What's going on?
Dear oh Deere, shares of US agricultural equipment manufacturer John Deere rose by 2% on Friday despite the company delivering a quarterly profit that was below expectations.
What does this mean?
The US-China trade war has led to China imposing import taxes (a.k.a. tariffs) on US agricultural products like soybeans – but American farmers appeared largely unphased in the last quarter, replacing old machines and putting in orders for new ones (like a brand new combine harvester). But Deere’s quarterly profit was fallow – higher costs to transport its goods and rising prices of key materials aluminum and steel led the company to seek cost-cutting measures and raise its prices.
Why should I care?
For markets: Speaking of moving goods, enter A.P. Moeller Maersk.
Last week, Denmark’s third-largest company, Maersk – which transports about 20% of the world’s consumer goods by sea – cut its expectations for profit in 2018, with higher fuel costs to blame. Maersk’s moved left while everyone’s gone right: on Friday, it announced plans to spin off its oil drilling business and sell down its stake in French oil company Total (at a time when oil firms are raking in the cash). Maersk is doubling down on its logistics, freight and shipping businesses, despite concerns that trade wars could derail the industry’s growth.
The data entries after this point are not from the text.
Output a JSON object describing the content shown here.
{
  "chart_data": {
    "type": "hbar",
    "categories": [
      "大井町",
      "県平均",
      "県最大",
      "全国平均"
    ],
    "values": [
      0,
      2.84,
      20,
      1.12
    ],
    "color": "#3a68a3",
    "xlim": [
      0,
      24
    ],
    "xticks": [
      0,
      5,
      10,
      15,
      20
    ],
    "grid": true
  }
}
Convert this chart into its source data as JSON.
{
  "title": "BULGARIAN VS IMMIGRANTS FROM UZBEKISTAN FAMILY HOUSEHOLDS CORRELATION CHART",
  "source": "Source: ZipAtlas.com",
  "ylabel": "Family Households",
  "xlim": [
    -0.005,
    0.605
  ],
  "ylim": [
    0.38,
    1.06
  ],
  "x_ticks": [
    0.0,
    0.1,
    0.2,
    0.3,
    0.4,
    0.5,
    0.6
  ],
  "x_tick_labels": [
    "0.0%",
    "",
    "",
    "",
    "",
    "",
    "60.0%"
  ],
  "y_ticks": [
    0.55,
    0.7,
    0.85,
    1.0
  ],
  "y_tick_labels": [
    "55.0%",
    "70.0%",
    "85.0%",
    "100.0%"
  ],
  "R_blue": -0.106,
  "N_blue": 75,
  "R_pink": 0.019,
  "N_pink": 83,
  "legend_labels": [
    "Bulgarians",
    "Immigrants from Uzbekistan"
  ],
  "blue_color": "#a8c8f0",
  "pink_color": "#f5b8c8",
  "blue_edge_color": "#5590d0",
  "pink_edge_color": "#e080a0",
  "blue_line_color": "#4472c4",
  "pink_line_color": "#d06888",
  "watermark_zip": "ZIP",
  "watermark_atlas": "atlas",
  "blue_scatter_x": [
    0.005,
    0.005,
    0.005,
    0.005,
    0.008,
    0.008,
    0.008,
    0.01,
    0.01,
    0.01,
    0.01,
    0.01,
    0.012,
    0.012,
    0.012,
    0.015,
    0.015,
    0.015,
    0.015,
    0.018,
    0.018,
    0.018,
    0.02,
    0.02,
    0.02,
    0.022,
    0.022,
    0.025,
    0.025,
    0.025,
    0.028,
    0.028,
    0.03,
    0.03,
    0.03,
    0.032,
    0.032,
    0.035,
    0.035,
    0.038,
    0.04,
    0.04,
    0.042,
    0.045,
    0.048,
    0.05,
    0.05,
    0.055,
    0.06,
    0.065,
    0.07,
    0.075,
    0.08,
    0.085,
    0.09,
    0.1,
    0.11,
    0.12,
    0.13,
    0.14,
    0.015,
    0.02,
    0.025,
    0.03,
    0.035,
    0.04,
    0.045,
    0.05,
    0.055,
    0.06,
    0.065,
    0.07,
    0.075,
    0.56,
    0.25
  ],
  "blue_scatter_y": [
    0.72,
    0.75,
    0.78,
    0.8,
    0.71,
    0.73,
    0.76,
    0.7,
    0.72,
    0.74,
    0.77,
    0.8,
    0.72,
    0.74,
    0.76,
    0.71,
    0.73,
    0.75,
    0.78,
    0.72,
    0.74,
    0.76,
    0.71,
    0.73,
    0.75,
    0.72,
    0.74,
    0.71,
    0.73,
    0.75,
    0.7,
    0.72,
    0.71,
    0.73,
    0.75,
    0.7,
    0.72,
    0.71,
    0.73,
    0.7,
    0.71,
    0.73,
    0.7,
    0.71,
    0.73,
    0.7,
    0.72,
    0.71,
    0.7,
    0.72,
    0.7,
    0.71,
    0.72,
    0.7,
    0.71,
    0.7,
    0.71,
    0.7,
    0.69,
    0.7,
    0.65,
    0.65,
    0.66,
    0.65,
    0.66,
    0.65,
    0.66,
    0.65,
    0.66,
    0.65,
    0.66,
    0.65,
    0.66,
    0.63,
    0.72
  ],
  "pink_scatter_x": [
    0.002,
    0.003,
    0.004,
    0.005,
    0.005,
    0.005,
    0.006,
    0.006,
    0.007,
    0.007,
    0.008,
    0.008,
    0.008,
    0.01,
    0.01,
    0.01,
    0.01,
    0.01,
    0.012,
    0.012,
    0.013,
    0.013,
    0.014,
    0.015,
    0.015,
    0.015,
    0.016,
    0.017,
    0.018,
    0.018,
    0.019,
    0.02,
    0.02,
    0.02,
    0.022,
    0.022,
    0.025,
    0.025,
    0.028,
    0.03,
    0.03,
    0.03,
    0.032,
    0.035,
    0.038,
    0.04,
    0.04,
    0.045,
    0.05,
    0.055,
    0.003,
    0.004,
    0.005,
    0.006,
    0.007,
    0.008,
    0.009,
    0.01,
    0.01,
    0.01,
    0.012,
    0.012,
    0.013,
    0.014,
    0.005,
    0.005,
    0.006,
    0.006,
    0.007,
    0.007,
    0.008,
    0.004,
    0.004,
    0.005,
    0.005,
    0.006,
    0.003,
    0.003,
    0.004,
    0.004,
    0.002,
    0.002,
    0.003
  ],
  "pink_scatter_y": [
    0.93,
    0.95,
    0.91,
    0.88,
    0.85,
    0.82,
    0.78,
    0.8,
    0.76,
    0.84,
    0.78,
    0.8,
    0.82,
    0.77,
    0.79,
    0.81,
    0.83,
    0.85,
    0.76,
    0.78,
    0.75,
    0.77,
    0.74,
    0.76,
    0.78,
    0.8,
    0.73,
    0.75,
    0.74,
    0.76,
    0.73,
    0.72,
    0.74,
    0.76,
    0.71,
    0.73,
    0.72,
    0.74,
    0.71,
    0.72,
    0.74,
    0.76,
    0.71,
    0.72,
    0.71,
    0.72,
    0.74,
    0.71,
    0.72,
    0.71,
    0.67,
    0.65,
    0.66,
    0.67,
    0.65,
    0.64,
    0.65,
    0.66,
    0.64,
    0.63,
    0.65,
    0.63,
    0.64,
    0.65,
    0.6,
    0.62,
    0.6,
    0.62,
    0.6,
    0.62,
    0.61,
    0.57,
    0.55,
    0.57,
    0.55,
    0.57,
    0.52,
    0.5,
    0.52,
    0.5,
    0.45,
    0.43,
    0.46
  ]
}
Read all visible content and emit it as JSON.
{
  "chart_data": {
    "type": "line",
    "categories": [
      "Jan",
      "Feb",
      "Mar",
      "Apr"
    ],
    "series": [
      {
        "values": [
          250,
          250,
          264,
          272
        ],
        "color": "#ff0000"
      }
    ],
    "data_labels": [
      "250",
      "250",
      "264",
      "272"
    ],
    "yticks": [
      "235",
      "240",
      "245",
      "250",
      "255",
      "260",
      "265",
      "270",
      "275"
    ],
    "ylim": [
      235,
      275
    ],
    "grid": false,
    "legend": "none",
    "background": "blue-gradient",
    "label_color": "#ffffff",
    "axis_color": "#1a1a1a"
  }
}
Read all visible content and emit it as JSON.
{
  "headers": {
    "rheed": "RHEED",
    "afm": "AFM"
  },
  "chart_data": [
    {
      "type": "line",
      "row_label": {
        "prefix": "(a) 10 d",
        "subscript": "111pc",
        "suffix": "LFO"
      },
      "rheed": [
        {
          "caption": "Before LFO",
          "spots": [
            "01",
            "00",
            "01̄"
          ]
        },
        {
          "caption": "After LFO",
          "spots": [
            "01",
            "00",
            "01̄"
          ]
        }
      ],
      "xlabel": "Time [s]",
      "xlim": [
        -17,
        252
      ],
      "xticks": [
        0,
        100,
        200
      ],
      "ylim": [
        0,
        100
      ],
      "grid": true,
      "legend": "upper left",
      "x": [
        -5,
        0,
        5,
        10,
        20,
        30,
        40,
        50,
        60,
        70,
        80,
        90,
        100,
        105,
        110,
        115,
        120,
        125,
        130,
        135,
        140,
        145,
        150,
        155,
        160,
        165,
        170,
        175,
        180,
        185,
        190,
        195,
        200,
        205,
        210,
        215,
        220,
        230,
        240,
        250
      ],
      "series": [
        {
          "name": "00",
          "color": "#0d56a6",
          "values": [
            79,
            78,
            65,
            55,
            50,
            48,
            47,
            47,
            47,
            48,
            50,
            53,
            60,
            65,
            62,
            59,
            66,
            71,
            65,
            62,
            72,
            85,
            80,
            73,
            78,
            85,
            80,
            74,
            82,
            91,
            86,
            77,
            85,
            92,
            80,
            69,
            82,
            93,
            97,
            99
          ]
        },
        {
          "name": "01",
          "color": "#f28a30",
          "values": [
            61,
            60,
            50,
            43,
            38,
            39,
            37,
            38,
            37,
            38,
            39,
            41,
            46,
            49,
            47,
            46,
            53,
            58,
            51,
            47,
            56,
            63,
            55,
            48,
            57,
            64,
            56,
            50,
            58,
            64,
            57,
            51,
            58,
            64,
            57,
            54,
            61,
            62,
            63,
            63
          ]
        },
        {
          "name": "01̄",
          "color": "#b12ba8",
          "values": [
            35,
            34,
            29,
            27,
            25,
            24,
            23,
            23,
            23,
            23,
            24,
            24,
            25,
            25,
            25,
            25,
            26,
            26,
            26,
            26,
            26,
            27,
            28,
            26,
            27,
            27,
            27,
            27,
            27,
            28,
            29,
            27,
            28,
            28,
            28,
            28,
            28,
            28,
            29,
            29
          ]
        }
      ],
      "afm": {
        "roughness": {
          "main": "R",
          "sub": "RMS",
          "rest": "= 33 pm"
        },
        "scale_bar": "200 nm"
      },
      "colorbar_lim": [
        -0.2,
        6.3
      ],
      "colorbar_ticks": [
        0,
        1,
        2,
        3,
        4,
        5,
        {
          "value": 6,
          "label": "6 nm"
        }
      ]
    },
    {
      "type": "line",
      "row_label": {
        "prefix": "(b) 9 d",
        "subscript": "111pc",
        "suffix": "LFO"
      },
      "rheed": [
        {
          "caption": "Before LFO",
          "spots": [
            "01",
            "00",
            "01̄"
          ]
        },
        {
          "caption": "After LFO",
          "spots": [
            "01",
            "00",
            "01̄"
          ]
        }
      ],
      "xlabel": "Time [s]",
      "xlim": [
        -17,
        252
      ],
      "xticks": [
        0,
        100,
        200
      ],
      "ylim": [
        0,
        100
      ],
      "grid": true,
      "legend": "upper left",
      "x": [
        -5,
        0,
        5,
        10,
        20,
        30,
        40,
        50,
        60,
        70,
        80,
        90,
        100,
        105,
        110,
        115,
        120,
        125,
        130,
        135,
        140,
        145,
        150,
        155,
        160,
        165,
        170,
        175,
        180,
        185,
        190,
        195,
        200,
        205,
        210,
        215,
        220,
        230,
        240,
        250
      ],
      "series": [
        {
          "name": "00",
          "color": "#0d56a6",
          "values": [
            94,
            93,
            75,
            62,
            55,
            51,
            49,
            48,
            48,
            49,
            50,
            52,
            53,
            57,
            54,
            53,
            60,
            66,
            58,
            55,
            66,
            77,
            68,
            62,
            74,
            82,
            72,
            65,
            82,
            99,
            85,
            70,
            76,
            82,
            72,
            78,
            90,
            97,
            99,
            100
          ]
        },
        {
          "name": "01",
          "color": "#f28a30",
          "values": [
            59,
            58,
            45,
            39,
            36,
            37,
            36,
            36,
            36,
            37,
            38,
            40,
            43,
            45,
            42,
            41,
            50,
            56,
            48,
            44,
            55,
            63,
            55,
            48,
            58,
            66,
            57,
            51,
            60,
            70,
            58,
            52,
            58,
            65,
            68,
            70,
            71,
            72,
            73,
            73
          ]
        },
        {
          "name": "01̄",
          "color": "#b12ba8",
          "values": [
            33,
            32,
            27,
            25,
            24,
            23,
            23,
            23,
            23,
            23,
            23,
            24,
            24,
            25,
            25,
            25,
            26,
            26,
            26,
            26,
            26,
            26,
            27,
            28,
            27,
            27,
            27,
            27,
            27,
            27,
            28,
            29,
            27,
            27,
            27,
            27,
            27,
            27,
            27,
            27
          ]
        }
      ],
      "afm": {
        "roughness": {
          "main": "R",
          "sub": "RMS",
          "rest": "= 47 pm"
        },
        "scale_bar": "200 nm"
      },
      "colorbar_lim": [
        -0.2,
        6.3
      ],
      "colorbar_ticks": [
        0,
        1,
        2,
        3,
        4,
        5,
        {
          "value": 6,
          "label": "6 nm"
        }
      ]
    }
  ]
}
The bigger picture: Deere’s been shopping for growth and efficiency.
In December, Deere bought German road construction company, Wirtgen Group (you can’t get to the farm without a road to get you there) – which made up almost half of Deere’s sales growth last quarter. It also bought Blue River Technology, a firm that uses computer vision and artificial intelligence to make farming more efficient through more cost-effective spraying of herbicides to weed out… weeds from crops.